For the last 19 years, residents in Princeton have enjoyed fireworks on the week of July 4. But now after all these years the annual fireworks, funded by private donors, have come to an end.
“This year heartbreaking to say after 19 years of having the fireworks we have to cut it out because it was draining our funds down,” said Ray Wadsworth if the Spirit of Princeton. “You have to make a cut somewhere when you don’t have the money.”
Wadsworth said Princeton University alumnus and local resident Herb Hobler has raised money from “big donor “classmates in the past to support the Spirit of Princeton’s activities.
A survey of donors was conducted about whether the Spirit of Princeton should have fireworks of not. The cost is almost $20,000 annually.
“That’s a lot of money to be pulling out of the endowment,” Wadsworth said. “The survey came back and they put down their answer — why do you have to have the fireworks after we have our Princeton University reunions? The university puts on about $45,000 worth of fireworks for their reunions. So we looked at it and we said we would cut out the fireworks.”
The Spirit of Princeton coordinates other activities like the town’s Memorial Day Parade and Veterans’ Day ceremony.
“It was heartbreaking (to eliminate the fireworks) but I want to see this thing go on when I leave this planet,” Wadsworth said of the other activities.

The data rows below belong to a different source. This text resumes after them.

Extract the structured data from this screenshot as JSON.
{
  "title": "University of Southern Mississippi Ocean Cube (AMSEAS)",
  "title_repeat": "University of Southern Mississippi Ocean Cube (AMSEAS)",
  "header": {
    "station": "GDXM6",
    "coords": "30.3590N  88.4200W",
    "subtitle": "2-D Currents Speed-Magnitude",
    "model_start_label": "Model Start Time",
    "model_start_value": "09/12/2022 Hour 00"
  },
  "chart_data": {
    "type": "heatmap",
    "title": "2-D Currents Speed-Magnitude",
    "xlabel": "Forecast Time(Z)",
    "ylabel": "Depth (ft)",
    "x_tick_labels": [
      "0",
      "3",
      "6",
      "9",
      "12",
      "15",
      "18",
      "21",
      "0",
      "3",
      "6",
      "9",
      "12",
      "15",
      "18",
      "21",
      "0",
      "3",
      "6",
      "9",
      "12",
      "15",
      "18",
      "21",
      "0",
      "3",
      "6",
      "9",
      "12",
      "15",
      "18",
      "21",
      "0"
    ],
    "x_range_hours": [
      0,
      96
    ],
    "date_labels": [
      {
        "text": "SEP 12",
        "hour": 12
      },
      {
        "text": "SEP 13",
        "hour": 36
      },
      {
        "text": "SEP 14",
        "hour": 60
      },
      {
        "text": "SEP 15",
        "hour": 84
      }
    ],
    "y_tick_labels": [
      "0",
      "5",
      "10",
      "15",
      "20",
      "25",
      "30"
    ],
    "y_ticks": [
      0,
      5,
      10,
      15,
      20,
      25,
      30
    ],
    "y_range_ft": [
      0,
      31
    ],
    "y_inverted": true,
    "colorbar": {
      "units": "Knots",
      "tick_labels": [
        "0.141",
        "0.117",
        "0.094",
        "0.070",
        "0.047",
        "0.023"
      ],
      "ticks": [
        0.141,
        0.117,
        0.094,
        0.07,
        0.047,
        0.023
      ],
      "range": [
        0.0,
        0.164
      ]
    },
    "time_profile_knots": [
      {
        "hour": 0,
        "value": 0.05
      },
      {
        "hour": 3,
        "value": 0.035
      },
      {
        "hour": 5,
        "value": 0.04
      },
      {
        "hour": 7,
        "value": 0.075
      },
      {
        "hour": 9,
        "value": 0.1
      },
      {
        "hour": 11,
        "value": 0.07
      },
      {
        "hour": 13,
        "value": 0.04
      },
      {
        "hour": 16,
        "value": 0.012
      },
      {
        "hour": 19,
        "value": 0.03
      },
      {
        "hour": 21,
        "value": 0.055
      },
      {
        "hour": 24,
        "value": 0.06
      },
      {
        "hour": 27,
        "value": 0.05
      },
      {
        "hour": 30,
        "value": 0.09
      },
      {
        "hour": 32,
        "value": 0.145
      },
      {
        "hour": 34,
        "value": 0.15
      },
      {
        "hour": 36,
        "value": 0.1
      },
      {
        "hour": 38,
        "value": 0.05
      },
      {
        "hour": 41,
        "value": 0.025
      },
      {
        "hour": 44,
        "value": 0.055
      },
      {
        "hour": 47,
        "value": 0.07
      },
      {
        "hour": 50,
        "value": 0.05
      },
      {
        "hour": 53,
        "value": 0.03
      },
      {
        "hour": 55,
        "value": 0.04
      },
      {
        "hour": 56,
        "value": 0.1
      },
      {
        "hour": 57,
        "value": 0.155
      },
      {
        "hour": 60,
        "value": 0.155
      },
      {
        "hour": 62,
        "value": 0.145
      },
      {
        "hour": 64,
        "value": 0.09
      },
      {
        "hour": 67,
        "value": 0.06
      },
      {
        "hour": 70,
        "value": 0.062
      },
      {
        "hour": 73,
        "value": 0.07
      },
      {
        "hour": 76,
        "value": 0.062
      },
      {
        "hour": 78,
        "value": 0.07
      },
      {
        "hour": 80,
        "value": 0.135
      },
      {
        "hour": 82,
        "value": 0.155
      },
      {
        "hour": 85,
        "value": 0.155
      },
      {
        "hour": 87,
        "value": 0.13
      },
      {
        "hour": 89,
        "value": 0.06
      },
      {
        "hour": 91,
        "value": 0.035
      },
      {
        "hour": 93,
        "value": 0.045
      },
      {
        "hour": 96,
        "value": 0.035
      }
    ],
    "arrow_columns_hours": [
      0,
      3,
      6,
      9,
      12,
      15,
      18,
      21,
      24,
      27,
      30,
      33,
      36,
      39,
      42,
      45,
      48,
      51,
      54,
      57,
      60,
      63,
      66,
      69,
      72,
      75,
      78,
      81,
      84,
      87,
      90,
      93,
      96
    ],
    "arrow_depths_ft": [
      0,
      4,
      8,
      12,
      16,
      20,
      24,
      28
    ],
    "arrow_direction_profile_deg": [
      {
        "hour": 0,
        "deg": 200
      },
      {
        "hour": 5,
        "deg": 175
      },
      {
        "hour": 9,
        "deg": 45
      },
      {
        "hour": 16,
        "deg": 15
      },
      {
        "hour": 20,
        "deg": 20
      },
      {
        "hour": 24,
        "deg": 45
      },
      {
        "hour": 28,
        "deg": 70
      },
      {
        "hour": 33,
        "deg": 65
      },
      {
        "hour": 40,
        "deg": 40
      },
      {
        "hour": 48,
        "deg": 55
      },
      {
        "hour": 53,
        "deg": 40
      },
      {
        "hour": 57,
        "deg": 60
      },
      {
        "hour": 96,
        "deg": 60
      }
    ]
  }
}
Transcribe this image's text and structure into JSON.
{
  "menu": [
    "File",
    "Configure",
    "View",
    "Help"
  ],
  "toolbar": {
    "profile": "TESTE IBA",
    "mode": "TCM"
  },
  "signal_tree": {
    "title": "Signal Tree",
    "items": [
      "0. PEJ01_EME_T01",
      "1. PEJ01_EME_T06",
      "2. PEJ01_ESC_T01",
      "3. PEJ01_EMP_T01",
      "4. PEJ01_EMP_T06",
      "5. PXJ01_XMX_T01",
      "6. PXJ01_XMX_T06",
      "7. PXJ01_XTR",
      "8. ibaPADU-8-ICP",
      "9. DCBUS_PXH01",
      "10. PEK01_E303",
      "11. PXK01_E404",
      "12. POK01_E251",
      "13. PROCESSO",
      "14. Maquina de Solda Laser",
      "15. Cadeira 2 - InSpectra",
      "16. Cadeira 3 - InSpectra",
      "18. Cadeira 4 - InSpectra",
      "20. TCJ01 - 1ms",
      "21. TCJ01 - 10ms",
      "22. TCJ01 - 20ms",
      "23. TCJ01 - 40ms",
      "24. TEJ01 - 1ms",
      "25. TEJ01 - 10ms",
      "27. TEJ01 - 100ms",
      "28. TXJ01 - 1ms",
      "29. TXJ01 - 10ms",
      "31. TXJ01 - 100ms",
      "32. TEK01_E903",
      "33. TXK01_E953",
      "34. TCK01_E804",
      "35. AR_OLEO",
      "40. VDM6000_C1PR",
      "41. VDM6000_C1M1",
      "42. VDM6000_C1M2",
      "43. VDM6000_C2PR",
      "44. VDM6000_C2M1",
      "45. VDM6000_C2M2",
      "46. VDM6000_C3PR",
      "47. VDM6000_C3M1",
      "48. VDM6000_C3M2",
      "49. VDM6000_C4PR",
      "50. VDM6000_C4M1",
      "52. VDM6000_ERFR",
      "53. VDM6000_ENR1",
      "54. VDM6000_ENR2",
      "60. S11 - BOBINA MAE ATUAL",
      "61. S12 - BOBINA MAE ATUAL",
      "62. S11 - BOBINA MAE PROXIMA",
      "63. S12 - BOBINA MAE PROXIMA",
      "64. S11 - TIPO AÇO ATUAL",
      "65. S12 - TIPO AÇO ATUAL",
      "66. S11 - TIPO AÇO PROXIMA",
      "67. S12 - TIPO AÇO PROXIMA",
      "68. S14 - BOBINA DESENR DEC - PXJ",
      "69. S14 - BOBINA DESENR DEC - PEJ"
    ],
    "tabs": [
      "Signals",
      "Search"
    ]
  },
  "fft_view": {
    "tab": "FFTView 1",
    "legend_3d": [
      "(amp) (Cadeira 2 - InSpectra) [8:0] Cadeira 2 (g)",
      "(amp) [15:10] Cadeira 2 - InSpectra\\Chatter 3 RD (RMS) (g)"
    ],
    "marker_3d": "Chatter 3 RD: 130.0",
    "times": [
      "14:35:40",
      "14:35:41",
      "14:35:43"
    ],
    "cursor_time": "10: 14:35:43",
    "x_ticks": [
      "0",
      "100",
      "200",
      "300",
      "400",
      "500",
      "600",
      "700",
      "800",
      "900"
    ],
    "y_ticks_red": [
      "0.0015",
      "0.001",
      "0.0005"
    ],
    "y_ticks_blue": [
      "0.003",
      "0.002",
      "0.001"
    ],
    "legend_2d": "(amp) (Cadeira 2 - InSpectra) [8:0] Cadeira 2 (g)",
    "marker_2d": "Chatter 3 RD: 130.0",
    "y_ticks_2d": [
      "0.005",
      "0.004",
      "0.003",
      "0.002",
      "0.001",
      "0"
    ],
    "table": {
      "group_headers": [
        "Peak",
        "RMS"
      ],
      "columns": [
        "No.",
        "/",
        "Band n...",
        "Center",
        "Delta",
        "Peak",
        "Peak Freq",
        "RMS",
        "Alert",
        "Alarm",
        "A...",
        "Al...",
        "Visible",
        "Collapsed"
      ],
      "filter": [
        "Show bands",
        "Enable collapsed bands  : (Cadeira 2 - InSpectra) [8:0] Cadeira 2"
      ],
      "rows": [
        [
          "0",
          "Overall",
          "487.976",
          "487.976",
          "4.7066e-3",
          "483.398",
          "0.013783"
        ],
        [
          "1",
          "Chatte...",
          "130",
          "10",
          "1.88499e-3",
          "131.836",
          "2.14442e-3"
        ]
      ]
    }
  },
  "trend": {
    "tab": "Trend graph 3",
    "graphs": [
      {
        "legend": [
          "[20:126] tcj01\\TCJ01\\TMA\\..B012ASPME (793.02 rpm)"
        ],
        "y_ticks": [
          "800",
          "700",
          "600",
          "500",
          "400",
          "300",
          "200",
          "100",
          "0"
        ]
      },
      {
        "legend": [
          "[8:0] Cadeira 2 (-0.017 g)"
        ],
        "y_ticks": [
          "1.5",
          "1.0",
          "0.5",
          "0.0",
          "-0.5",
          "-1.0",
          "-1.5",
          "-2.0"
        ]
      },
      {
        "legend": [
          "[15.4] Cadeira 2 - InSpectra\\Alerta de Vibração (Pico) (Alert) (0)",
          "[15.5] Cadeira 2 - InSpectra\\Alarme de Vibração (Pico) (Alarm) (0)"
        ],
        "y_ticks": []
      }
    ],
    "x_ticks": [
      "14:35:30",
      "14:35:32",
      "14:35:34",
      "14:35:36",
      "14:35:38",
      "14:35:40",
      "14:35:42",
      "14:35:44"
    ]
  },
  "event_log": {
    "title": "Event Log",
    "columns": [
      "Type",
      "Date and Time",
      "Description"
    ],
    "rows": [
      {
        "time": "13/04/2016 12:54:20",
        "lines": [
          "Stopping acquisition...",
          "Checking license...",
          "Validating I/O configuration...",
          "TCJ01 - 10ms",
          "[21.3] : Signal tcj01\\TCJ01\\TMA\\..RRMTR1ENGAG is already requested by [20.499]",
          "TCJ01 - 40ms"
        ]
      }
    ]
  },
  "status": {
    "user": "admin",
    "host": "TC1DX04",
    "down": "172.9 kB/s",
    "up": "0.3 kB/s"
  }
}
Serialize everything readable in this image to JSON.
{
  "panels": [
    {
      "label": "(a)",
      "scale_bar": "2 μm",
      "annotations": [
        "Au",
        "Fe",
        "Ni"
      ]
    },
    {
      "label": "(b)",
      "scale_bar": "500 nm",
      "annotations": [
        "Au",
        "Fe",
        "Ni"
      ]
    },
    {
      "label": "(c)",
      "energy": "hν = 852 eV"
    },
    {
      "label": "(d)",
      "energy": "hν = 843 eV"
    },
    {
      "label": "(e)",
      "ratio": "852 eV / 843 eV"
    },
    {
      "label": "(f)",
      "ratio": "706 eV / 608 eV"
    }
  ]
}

Wadsworth said he began raising money for the fireworks two decades ago by putting coffee cans out in downtown stores that solicited donations.
“Herb Hobler came and said he would like to help out. He worked with us, raised a lot of money from his classmates at the University, and we went to Council and created a program where people could get bricks named on a walkway on Palmer Square,” he said.
The Spirit of Princeton raised about $300,000 and placed it in an endowment.
“It Wasn’t too long after that, that the recession came in,” he said. “We had money in the endowment but then everything went down. We thought we could live off of that interest and pull out a few pennies here and there. Well that didn’t come true.”
Wadsworth said the Spirit of Princeton is still looking to bring the endowment back up to where it was. Princeton University has donated $10,000.
Councilwoman Jo Butler asked why the Spirit of Princeton doesn’t seek out businesses and other sponsors to underwrite the fireworks.
“We can’t do that after telling the big donors from Princeton University that we won’t have them,” Wadsworth said. “Some of them are putting in big money.”
Butler questioned why sponsors can’t underwrite individual events.
“Why would big donors care if someone comes along and say they’ll pay for it?” Wadsworth said any money donated to the organization must go into the endowment and can’t be earmarked for a specific event.
“They can’t say they’ll give money just for the parade,” he said. “No one can underwrite a specific event.”